The current high prices for live chicken in the independent market increased the purchase power of Brazilian poultry farmers in July. Considering soybean meal, this is the fifth monthly decrease in the exchange ratio for live chicken, and considering corn, the third consecutive monthly decrease.


In the Brazilian market of live chicken, agents were taking advantage of the high liquidity of chicken meat, due to the high domestic demand – since chicken meat is cheap compared to other types of meat –, to increase the asking prices for live chicken. Valuations were linked to the current high production costs, which, besides the feed inputs, are also related to the effects of the lack of rains and higher electric power costs. On the average of the regions in SP, the average price for live chicken in July (until the 29th) closed at 5.75 BRL/kg, a nominal record in the series of Cepea, which began in 2004, and 6.1% higher than that in June.
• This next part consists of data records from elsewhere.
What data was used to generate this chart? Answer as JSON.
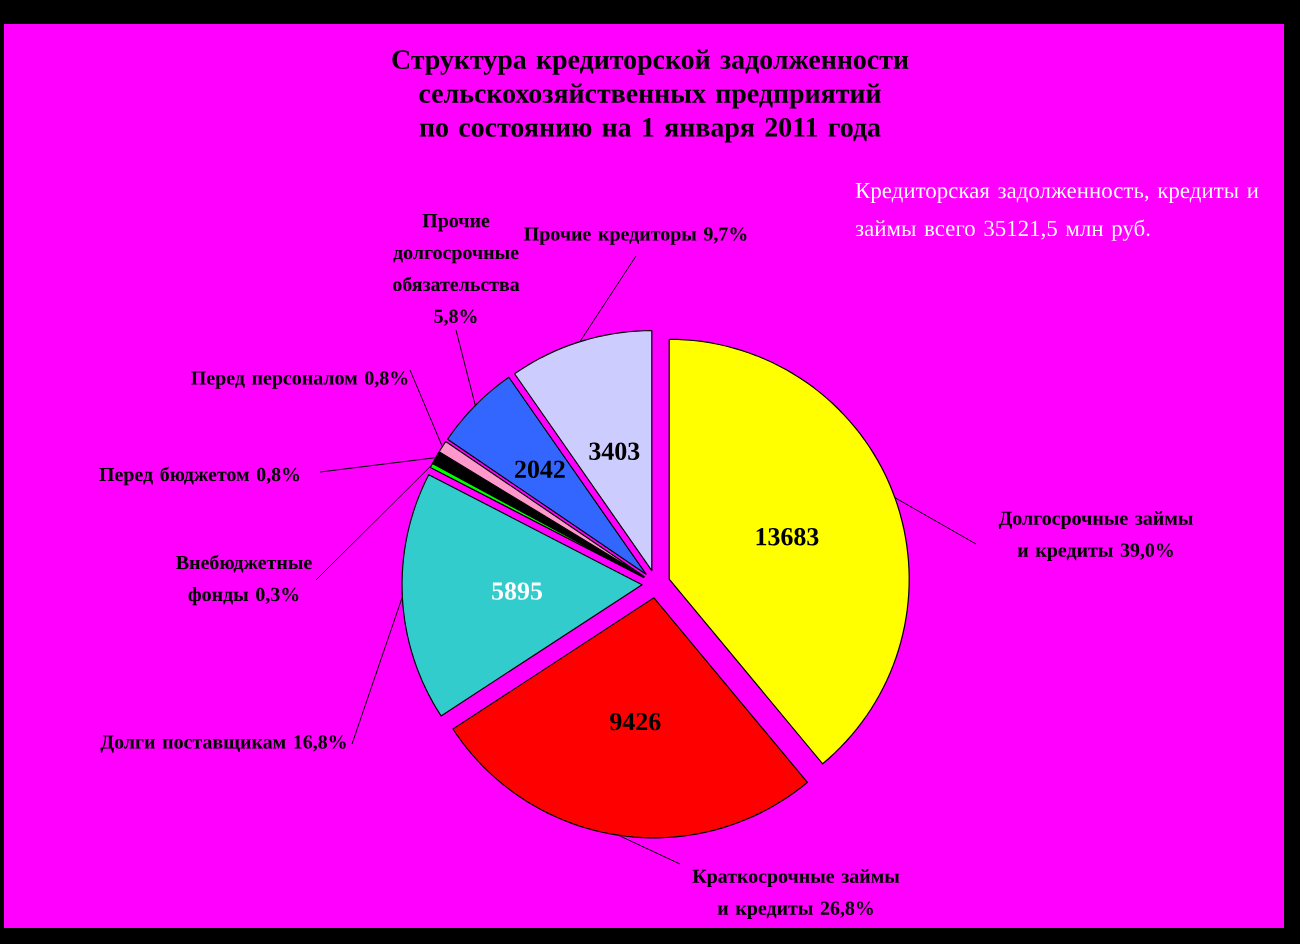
{
  "chart_data": {
    "type": "pie",
    "title": "Структура кредиторской задолженности сельскохозяйственных предприятий по состоянию на 1 января 2011 года",
    "categories": [
      "Долгосрочные займы и кредиты 39,0%",
      "Краткосрочные займы и кредиты 26,8%",
      "Долги поставщикам 16,8%",
      "Внебюджетные фонды 0,3%",
      "Перед бюджетом 0,8%",
      "Перед персоналом 0,8%",
      "Прочие долгосрочные обязательства 5,8%",
      "Прочие кредиторы 9,7%"
    ],
    "values": [
      13683,
      9426,
      5895,
      105.5,
      283.5,
      283.5,
      2042,
      3403
    ],
    "colors": [
      "#ffff00",
      "#ff0000",
      "#33cccc",
      "#00ff00",
      "#000000",
      "#ff99cc",
      "#3366ff",
      "#ccccff"
    ],
    "value_labels": [
      "13683",
      "9426",
      "5895",
      null,
      null,
      null,
      "2042",
      "3403"
    ],
    "annotations": [
      "Кредиторская задолженность, кредиты и займы всего 35121,5 млн руб."
    ]
  }
}
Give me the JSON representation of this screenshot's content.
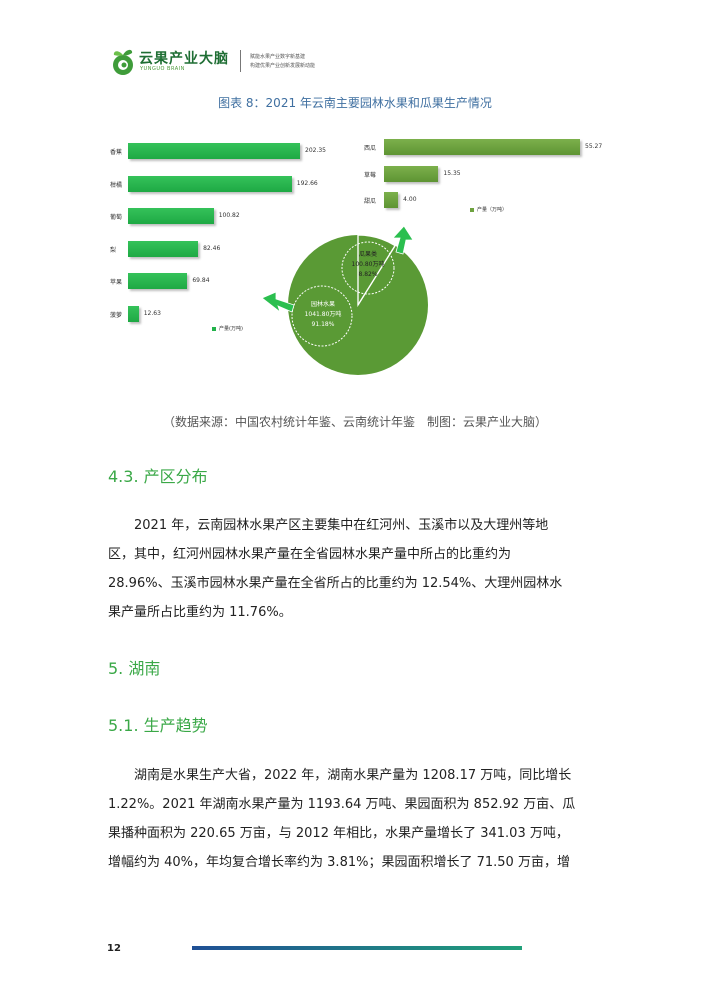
{
  "header": {
    "brand_cn": "云果产业大脑",
    "brand_en": "YUNGUO BRAIN",
    "tagline_1": "赋能水果产业数字新基建",
    "tagline_2": "构建优果产业创新发展新动能"
  },
  "figure": {
    "title": "图表 8：2021 年云南主要园林水果和瓜果生产情况",
    "source": "（数据来源：中国农村统计年鉴、云南统计年鉴　制图：云果产业大脑）"
  },
  "chart_data": [
    {
      "type": "bar",
      "orientation": "horizontal",
      "title": "",
      "categories": [
        "香蕉",
        "柑橘",
        "葡萄",
        "梨",
        "苹果",
        "菠萝"
      ],
      "series": [
        {
          "name": "产量(万吨)",
          "values": [
            202.35,
            192.66,
            100.82,
            82.46,
            69.84,
            12.63
          ]
        }
      ],
      "value_labels": [
        "202.35",
        "192.66",
        "100.82",
        "82.46",
        "69.84",
        "12.63"
      ],
      "legend": "产量(万吨)",
      "legend_position": "bottom-center",
      "colors": [
        "#22b24a"
      ]
    },
    {
      "type": "bar",
      "orientation": "horizontal",
      "title": "",
      "categories": [
        "西瓜",
        "草莓",
        "甜瓜"
      ],
      "series": [
        {
          "name": "产量（万吨）",
          "values": [
            55.27,
            15.35,
            4.0
          ]
        }
      ],
      "value_labels": [
        "55.27",
        "15.35",
        "4.00"
      ],
      "legend": "产量（万吨）",
      "legend_position": "bottom-center",
      "colors": [
        "#6ea23f"
      ]
    },
    {
      "type": "pie",
      "title": "",
      "slices": [
        {
          "name": "园林水果",
          "value": 1041.8,
          "value_label": "1041.80万吨",
          "percent_label": "91.18%",
          "color": "#5a9a35"
        },
        {
          "name": "瓜果类",
          "value": 100.8,
          "value_label": "100.80万吨",
          "percent_label": "8.82%",
          "color": "#ffffff"
        }
      ]
    }
  ],
  "sections": {
    "s43_title": "4.3. 产区分布",
    "s43_lines": [
      "　　2021 年，云南园林水果产区主要集中在红河州、玉溪市以及大理州等地",
      "区，其中，红河州园林水果产量在全省园林水果产量中所占的比重约为",
      "28.96%、玉溪市园林水果产量在全省所占的比重约为 12.54%、大理州园林水",
      "果产量所占比重约为 11.76%。"
    ],
    "s5_title": "5. 湖南",
    "s51_title": "5.1. 生产趋势",
    "s51_lines": [
      "　　湖南是水果生产大省，2022 年，湖南水果产量为 1208.17 万吨，同比增长",
      "1.22%。2021 年湖南水果产量为 1193.64 万吨、果园面积为 852.92 万亩、瓜",
      "果播种面积为 220.65 万亩，与 2012 年相比，水果产量增长了 341.03 万吨，",
      "增幅约为 40%，年均复合增长率约为 3.81%；果园面积增长了 71.50 万亩，增"
    ]
  },
  "footer": {
    "page_number": "12"
  }
}
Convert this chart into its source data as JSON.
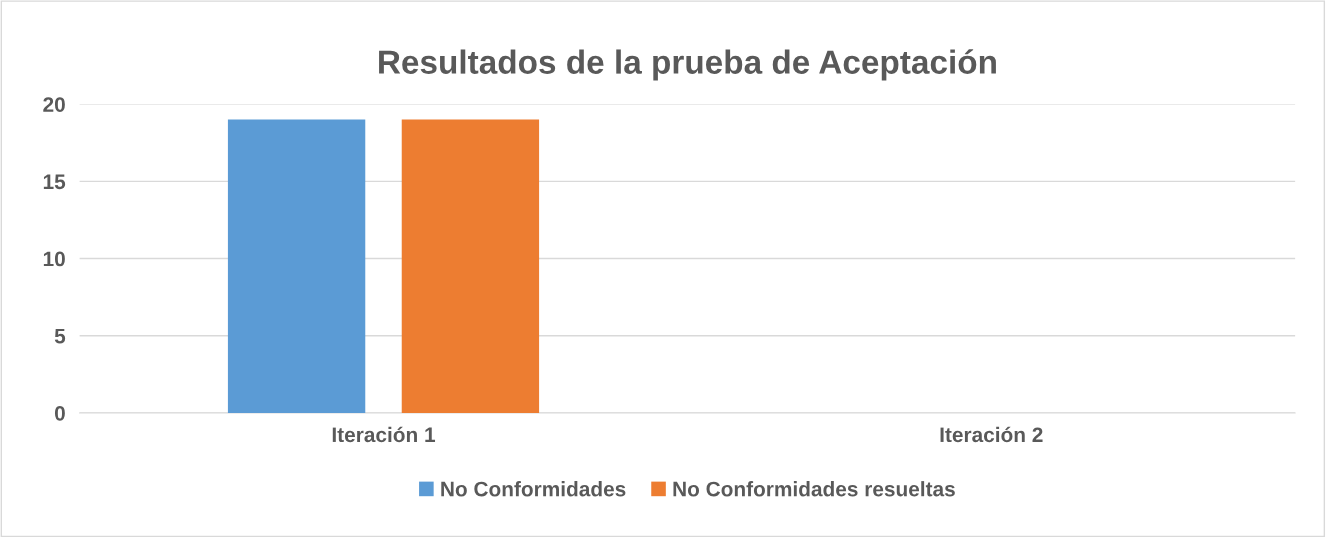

As for corn, concerned about the productivity of the next harvest, sellers increased the asking prices for prompt delivery. According to the Grains Team from Cepea, the average of the ESALQ/BM&FBovespa Index for corn (Campinas) in July closed at 97.48 BRL/60-kilo bag, 5.8% up from that in June.


On the other hand, for soybean meal, prices faded, reflecting the lower demand for the product. According to the Grains Team from Cepea, the average price for the soybean meal ton sold in the wholesale market of Campinas in July (until the 29th) closed at 2,287.47 BRL, 3.4% lower than that in June.